Posted: March 20, 2007

Fullerenes as hydrogen storage

(Nanowerk News) Hydrogen is considered to be one of the promising power sources in the future. But hydrogen has to be obtained, stored, transported. Various devices – hydrogen accumulators - are used now for hydrogen storage. Their design is being constantly improved, but so far devices have not been created that would contain hydrogen sufficient for wide commercial application. In the accumulators used nowadays, the hydrogen content does not exceed five to six percent of the weight. In the industry, hydrogen is now stored in the compressed gaseous state, in liquefied state, in the form of hydrides or metal-hydride systems, and in zeolites.
As nanotechnologies developed, the researchers proceeded to investigations of carbonic nanoelements – nanotubes, nanofibers, nanocones, which possess unique properties to absorb various gases. The hydrogen quantity in such systems depends on adsorptive properties of nanostructures, pressure and environmental temperature. Their main advantage is the ability to store hydrogen at low pressure. Although this did to come to application yet, the researchers are carrying out theoretical study. In general, they came to studying nanotubes’ properties.
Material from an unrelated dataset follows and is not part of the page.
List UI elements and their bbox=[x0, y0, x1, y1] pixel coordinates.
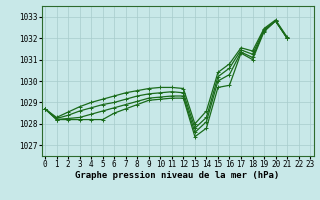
X-axis label: Graphe pression niveau de la mer (hPa): Graphe pression niveau de la mer (hPa) bbox=[76, 171, 280, 180]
It has turned out that they are theoretically capable to accumulate five to ten percent of hydrogen at the temperature of 77 Kelvin degrees - the boiling temperature of nitrogen.
The researchers from the Institute of Applied Mechanics, Ural Branch of Russian Academy of Sciences, believe that absorbing properties of fullerenes and other nanostructures that include fullerenes have not been fully investigated. Therefore, they set a problem: to study the influence of thermodynamic parameters – pressure and temperature – on the process of molecular hydrogen absorption by such nanosystems. With the help of molecular dynamics methods, they performed numerical analysis of processes of hydrogen absorption by the C20, C60, C80, C180, C240, C540 fullerenes and the C46, C167, C505 carbonic clusters at various pressures and temperatures. The researchers managed not only to determine the influence of these thermodynamic parameters on the fullerenes’ hydrogen absorption ability but also to discover the parameters at which hydrogen can be stably stored in these nanoobjects.
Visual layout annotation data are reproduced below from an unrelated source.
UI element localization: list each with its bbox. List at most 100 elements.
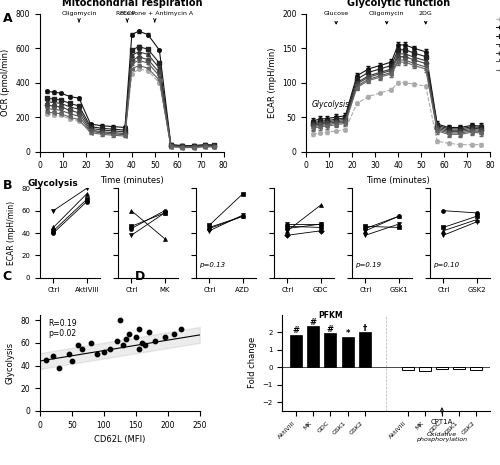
Text: p=0.10: p=0.10 <box>433 262 459 268</box>
Point <box>284 225 292 232</box>
Point <box>82 198 90 206</box>
X-axis label: Time (minutes): Time (minutes) <box>100 176 164 185</box>
X-axis label: Time (minutes): Time (minutes) <box>366 176 430 185</box>
Point <box>135 345 143 352</box>
Point <box>394 224 402 231</box>
Point <box>55 364 63 372</box>
Point <box>440 227 448 234</box>
Text: B: B <box>2 179 12 192</box>
Point <box>362 225 370 232</box>
Bar <box>290 335 302 367</box>
Point <box>116 317 124 324</box>
Point <box>132 333 140 341</box>
Point <box>160 207 168 214</box>
Point <box>50 227 58 234</box>
Text: p=0.13: p=0.13 <box>199 262 225 268</box>
Text: C: C <box>2 270 12 283</box>
Bar <box>453 367 465 369</box>
Point <box>238 190 246 198</box>
Y-axis label: ECAR (mpH/min): ECAR (mpH/min) <box>6 201 16 265</box>
Bar <box>419 367 431 371</box>
Text: p=0.19: p=0.19 <box>355 262 381 268</box>
Point <box>284 220 292 228</box>
Title: Mitochondrial respiration: Mitochondrial respiration <box>62 0 202 7</box>
Text: FCCP: FCCP <box>119 11 135 22</box>
Bar <box>308 326 320 367</box>
Point <box>112 337 120 344</box>
Point <box>128 232 136 239</box>
Point <box>160 209 168 217</box>
Point <box>394 220 402 228</box>
Text: Oxidative
phosphorylation: Oxidative phosphorylation <box>416 432 468 443</box>
Point <box>42 356 50 364</box>
Point <box>316 227 324 234</box>
Bar <box>342 337 353 367</box>
Point <box>82 185 90 192</box>
Point <box>100 348 108 356</box>
Text: PFKM: PFKM <box>318 311 342 320</box>
Point <box>74 341 82 349</box>
Y-axis label: Fold change: Fold change <box>248 337 256 388</box>
Point <box>160 235 168 242</box>
Legend: Ctrl, AktiVIII, MK, AZD, GDC, GSK1, GSK2: Ctrl, AktiVIII, MK, AZD, GDC, GSK1, GSK2 <box>494 14 500 75</box>
Point <box>82 190 90 198</box>
Point <box>440 224 448 231</box>
Text: Oligomycin: Oligomycin <box>62 11 97 22</box>
Text: p=0.02: p=0.02 <box>48 329 76 338</box>
Point <box>142 341 150 349</box>
Point <box>472 209 480 217</box>
Y-axis label: OCR (pmol/min): OCR (pmol/min) <box>1 49 10 116</box>
Point <box>394 213 402 220</box>
Point <box>316 220 324 228</box>
Point <box>128 207 136 214</box>
Point <box>122 336 130 343</box>
Point <box>82 196 90 203</box>
Point <box>362 232 370 239</box>
Point <box>144 328 152 335</box>
Point <box>119 341 127 349</box>
Point <box>316 220 324 228</box>
Point <box>176 326 184 333</box>
Point <box>206 224 214 231</box>
Point <box>160 333 168 341</box>
Text: *: * <box>346 329 350 338</box>
Point <box>472 213 480 220</box>
X-axis label: CD62L (MFI): CD62L (MFI) <box>94 435 146 444</box>
Point <box>284 223 292 230</box>
Text: #: # <box>327 325 334 333</box>
Point <box>394 213 402 220</box>
Point <box>126 330 134 338</box>
Point <box>472 216 480 223</box>
Point <box>78 345 86 352</box>
Point <box>316 201 324 209</box>
Y-axis label: Glycolysis: Glycolysis <box>6 342 15 384</box>
Point <box>50 207 58 214</box>
Bar <box>358 332 370 367</box>
Text: Glucose: Glucose <box>324 11 348 24</box>
Point <box>206 225 214 232</box>
Point <box>50 224 58 231</box>
Bar <box>470 367 482 370</box>
Point <box>284 232 292 239</box>
Point <box>238 213 246 220</box>
Bar <box>436 367 448 369</box>
Point <box>94 351 102 358</box>
Text: 2DG: 2DG <box>419 11 432 24</box>
Title: Glycolytic function: Glycolytic function <box>346 0 450 7</box>
Point <box>440 232 448 239</box>
Point <box>64 351 72 358</box>
Point <box>316 224 324 231</box>
Point <box>106 345 114 352</box>
Point <box>362 227 370 234</box>
Point <box>50 229 58 237</box>
Text: R=0.19: R=0.19 <box>48 319 76 328</box>
Point <box>238 212 246 219</box>
Text: D: D <box>135 270 145 283</box>
Text: #: # <box>292 326 300 335</box>
Text: †: † <box>362 324 367 332</box>
Text: Glycolysis: Glycolysis <box>312 100 350 109</box>
Point <box>170 330 178 338</box>
Point <box>128 223 136 230</box>
Point <box>68 357 76 365</box>
Point <box>135 326 143 333</box>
“The quantity of hydrogen absorbed at the temperature of 60 Kelvin degrees and the pressure of ten megapascals achieves the 13.61 percent, and at the temperature of liquid nitrogen boiling - 77 Kelvin degrees - and the pressure of ten megapascals it reaches 6.6 percent”, say the authors of the research. Utilization of carbonic clusters the resemble fullerenes in shape is highly promising, the researchers state, as clusters’ internal surface opens for absorption, which is not the case with fullerenes.